@LizHackett: It is a truth universally acknowledged that if two people are at Home Depot one of them is pissed about it.
@LizHackett: Whenever I see a family and one child is trudging slightly behind everyone and crying, I want to lean in and whisper, "Someday you will write jokes."
@LizHackett: It’s not the holidays until I see two minivans with red noses lock antlers over a parking space at Target.
@LizHackett: I opened my front door and saw a coyote in the yard and said "Oh, sorry" and closed the door like I'd walked in on an unlocked bathroom stall.

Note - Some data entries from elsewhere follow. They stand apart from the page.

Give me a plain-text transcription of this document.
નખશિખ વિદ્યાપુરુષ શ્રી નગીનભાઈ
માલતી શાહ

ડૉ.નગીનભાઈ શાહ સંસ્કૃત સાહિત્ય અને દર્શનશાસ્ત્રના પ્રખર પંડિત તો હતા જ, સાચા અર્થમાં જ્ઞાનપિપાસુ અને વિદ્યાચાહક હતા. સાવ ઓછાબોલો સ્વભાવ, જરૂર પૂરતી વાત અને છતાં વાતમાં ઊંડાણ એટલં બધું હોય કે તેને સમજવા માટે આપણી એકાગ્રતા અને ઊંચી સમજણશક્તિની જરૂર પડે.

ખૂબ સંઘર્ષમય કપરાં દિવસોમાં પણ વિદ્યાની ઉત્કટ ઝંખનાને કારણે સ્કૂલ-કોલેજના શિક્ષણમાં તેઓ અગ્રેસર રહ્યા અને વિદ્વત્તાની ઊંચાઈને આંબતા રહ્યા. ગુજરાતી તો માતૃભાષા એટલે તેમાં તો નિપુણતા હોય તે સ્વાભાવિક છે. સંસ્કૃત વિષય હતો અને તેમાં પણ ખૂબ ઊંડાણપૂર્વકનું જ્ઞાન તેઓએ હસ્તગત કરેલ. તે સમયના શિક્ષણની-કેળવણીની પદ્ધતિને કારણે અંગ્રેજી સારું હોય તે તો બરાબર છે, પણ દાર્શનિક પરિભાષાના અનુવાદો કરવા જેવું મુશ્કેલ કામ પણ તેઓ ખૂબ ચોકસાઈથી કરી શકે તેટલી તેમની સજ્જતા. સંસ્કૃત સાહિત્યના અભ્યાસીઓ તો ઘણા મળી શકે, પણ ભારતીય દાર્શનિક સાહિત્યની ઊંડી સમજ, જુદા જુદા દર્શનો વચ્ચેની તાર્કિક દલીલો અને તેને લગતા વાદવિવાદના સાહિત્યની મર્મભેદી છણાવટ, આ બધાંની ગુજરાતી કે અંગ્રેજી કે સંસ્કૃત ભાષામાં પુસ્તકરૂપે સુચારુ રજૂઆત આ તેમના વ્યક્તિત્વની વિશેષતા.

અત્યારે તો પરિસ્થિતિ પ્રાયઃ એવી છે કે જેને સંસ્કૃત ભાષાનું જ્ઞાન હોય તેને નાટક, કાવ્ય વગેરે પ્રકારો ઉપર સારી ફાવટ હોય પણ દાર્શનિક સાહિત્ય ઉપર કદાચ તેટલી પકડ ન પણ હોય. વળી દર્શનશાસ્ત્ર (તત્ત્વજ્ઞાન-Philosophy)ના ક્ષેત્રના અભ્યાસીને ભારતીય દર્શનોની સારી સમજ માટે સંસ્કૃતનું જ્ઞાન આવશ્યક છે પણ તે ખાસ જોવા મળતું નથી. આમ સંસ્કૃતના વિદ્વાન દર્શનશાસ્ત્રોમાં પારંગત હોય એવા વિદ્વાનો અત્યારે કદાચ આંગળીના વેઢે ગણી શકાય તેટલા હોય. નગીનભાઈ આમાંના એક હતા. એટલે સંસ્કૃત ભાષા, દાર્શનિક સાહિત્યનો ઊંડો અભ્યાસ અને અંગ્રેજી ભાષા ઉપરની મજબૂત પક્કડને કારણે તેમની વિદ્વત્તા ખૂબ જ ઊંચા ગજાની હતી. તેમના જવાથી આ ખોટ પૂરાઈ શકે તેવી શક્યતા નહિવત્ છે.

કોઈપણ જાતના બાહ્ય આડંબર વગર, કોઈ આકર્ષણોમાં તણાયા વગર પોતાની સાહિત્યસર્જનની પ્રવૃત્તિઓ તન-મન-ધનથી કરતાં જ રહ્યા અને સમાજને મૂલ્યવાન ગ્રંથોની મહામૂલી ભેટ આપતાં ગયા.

@LizHackett: My parents are happily celebrating their 50th anniversary. "That will be you and me one day," I quietly whisper to the gym membership I can't cancel.
@LizHackett: I want to be wealthy enough to leave notes for the housesitter like: "If the leopard seems bored, jog him on the treadmill. He can watch The Parent Trap."
@LizHackett: Popular misconception: women brag about designer clothing. Most women I know whisper "This was $7 at TJ Maxx" or "I grabbed the wrong bag at LAX and two hitmen are chasing me, but look, free romper."
@LizHackett: ME: My dog loves it when I work from home.
DOG [to camera, opening beer]: Between you and me, it's incredibly inconvenient. I had shit planned today.